Let’s stick with the naff U2 theme. What is the highest recorded number of guitars that the Hedge, sorry the Ledge, sorry the Edge has taken on stage for a real live concert to hook up to his effects pedals? Wild guesses unlikely to be much more ridiculous than the answer.
Heard on the radio that today is the 70th anniveraary of the first publication of Guiness Book of Records....always wondered what Guiness had to do with this....now I know! So why were Guiness involved, and why was it published?
Sir Hugh Eyre Campbell Beaver, KBE (4 May 1890 – 16 January 1967) was an English-South African civil engineer, industrialist and bureaucrat, who founded the Guinness World Records (then known as Guinness Book of Records). Sir Hugh Beaver created the concept, and twin brothers Norris and Ross McWhirter co-founded the book in London in August 1955.
Spot on - according to the report I heard Guinness sponsered it from the start as an advertising ploy to solve pub arguments....now we just have Google!
Funnily enough, we had this in a pub quiz a couple of months back. The question was something along the lines of, 'What well-known publication was first advertised as a guide for resolving pub arguments?' We didn't know the answer, but guessed it correctly.
Who is this..........? An entertainer, born in Watford in 1922. Educated at Eton. Volunteered for all services in WW2, but was initially rejected because of his father's nationality. Subsequently served in the RAF. Later gained fame as a member of a much-loved 'team'. Shortly before his death in 1996 of prostate cancer, he was visited in hospital by the future King Charles, a big fan.

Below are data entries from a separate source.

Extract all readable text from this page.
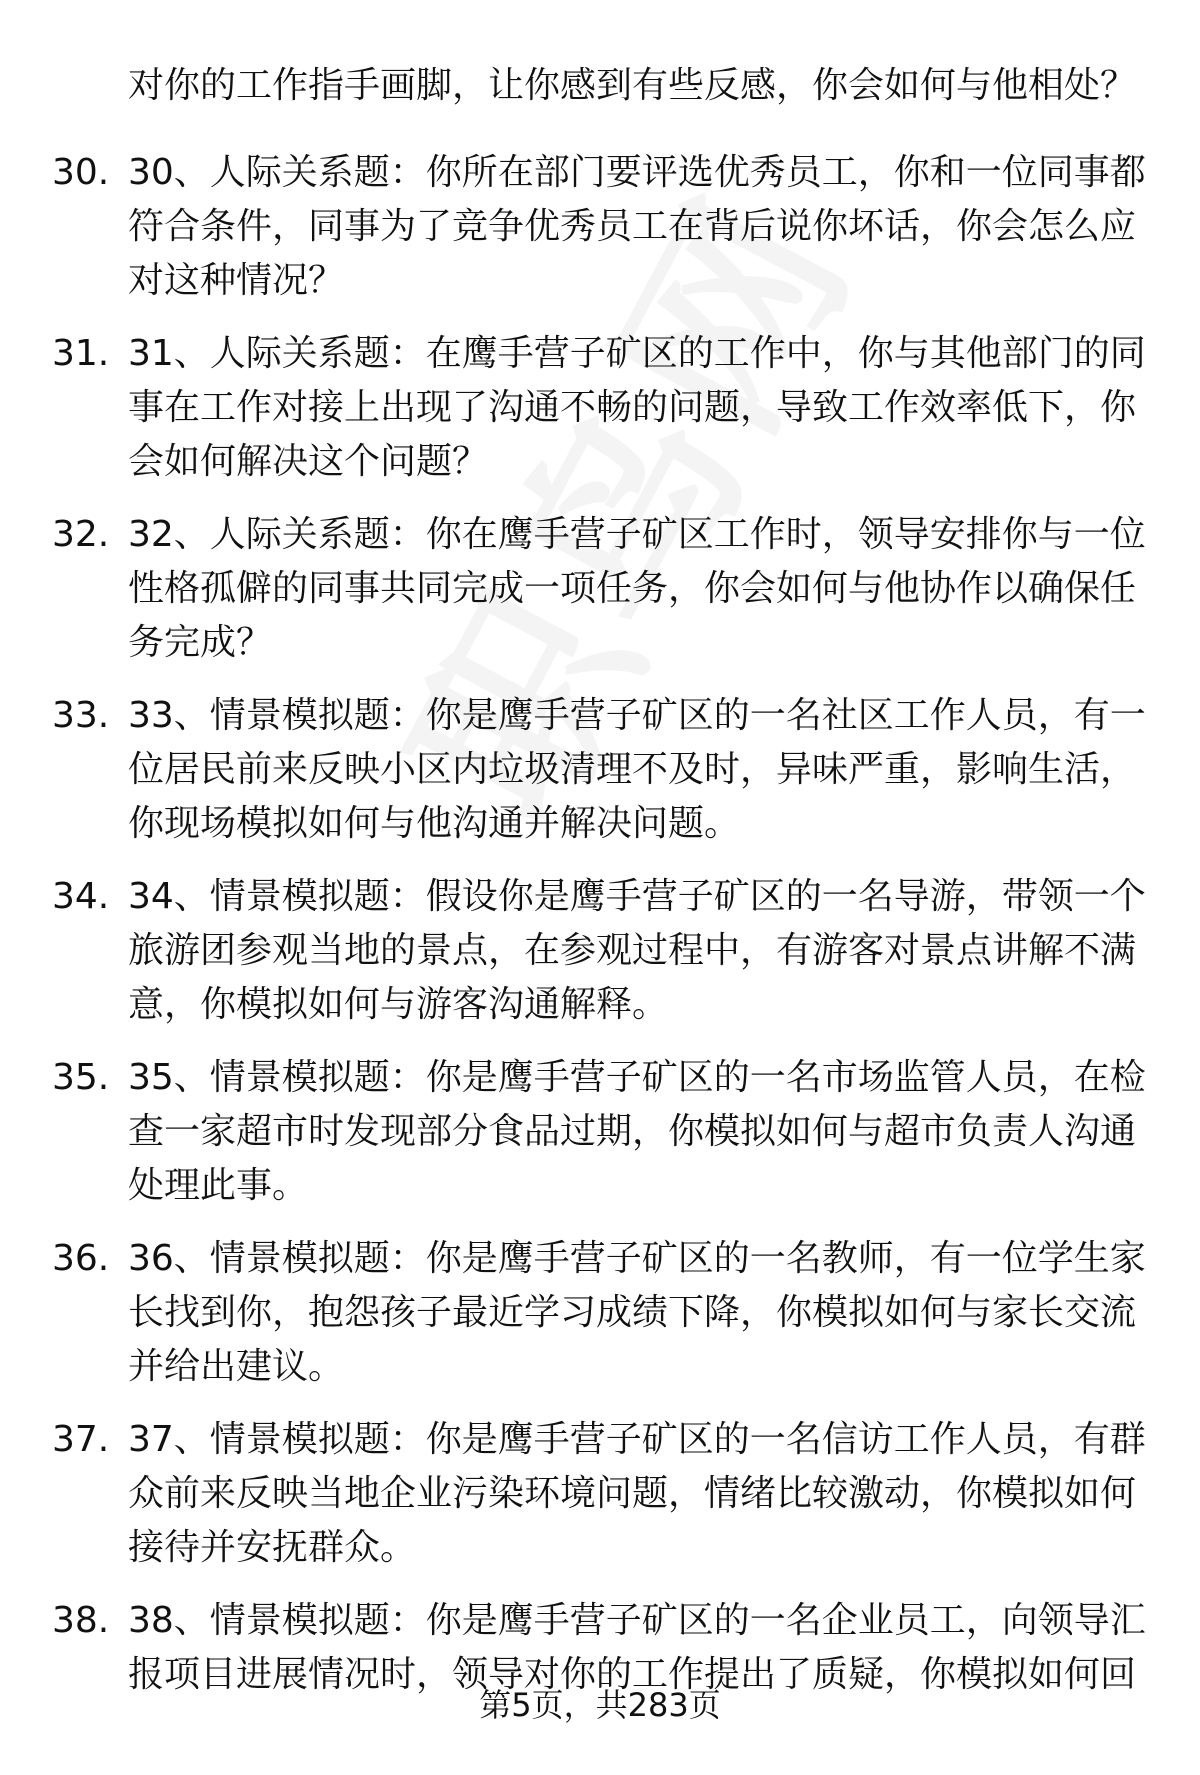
对你的工作指手画脚，让你感到有些反感，你会如何与他相处？

30. 30、人际关系题：你所在部门要评选优秀员工，你和一位同事都
符合条件，同事为了竞争优秀员工在背后说你坏话，你会怎么应
对这种情况？

31. 31、人际关系题：在鹰手营子矿区的工作中，你与其他部门的同
事在工作对接上出现了沟通不畅的问题，导致工作效率低下，你
会如何解决这个问题？

32. 32、人际关系题：你在鹰手营子矿区工作时，领导安排你与一位
性格孤僻的同事共同完成一项任务，你会如何与他协作以确保任
务完成？

33. 33、情景模拟题：你是鹰手营子矿区的一名社区工作人员，有一
位居民前来反映小区内垃圾清理不及时，异味严重，影响生活，
你现场模拟如何与他沟通并解决问题。

34. 34、情景模拟题：假设你是鹰手营子矿区的一名导游，带领一个
旅游团参观当地的景点，在参观过程中，有游客对景点讲解不满
意，你模拟如何与游客沟通解释。

35. 35、情景模拟题：你是鹰手营子矿区的一名市场监管人员，在检
查一家超市时发现部分食品过期，你模拟如何与超市负责人沟通
处理此事。

36. 36、情景模拟题：你是鹰手营子矿区的一名教师，有一位学生家
长找到你，抱怨孩子最近学习成绩下降，你模拟如何与家长交流
并给出建议。

37. 37、情景模拟题：你是鹰手营子矿区的一名信访工作人员，有群
众前来反映当地企业污染环境问题，情绪比较激动，你模拟如何
接待并安抚群众。

38. 38、情景模拟题：你是鹰手营子矿区的一名企业员工，向领导汇
报项目进展情况时，领导对你的工作提出了质疑，你模拟如何回

第5页，共283页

That's right Sooper. Fascinating fella, this from his Wiki.... Once in the RAF he went through flying training. He was the penultimate man going through a medical line receiving inoculations for typhoid with the other flight candidates in his class (they were going to Canada to receive new aircraft) when the vaccine ran out. They refilled the bottle to inoculate him and the other man as well. By mistake they loaded a pure culture of typhoid. The other man died immediately, and Bentine was in a coma for six weeks. When he regained consciousness his eyesight was ruined, leaving him myopic for the rest of his life. Since he was no longer physically qualified for flying, he was transferred to RAF Intelligence and seconded to MI9, a unit that was dedicated to supporting resistance movements and helping prisoners escape. His immediate superior was the Colditz escapee Airey Neave.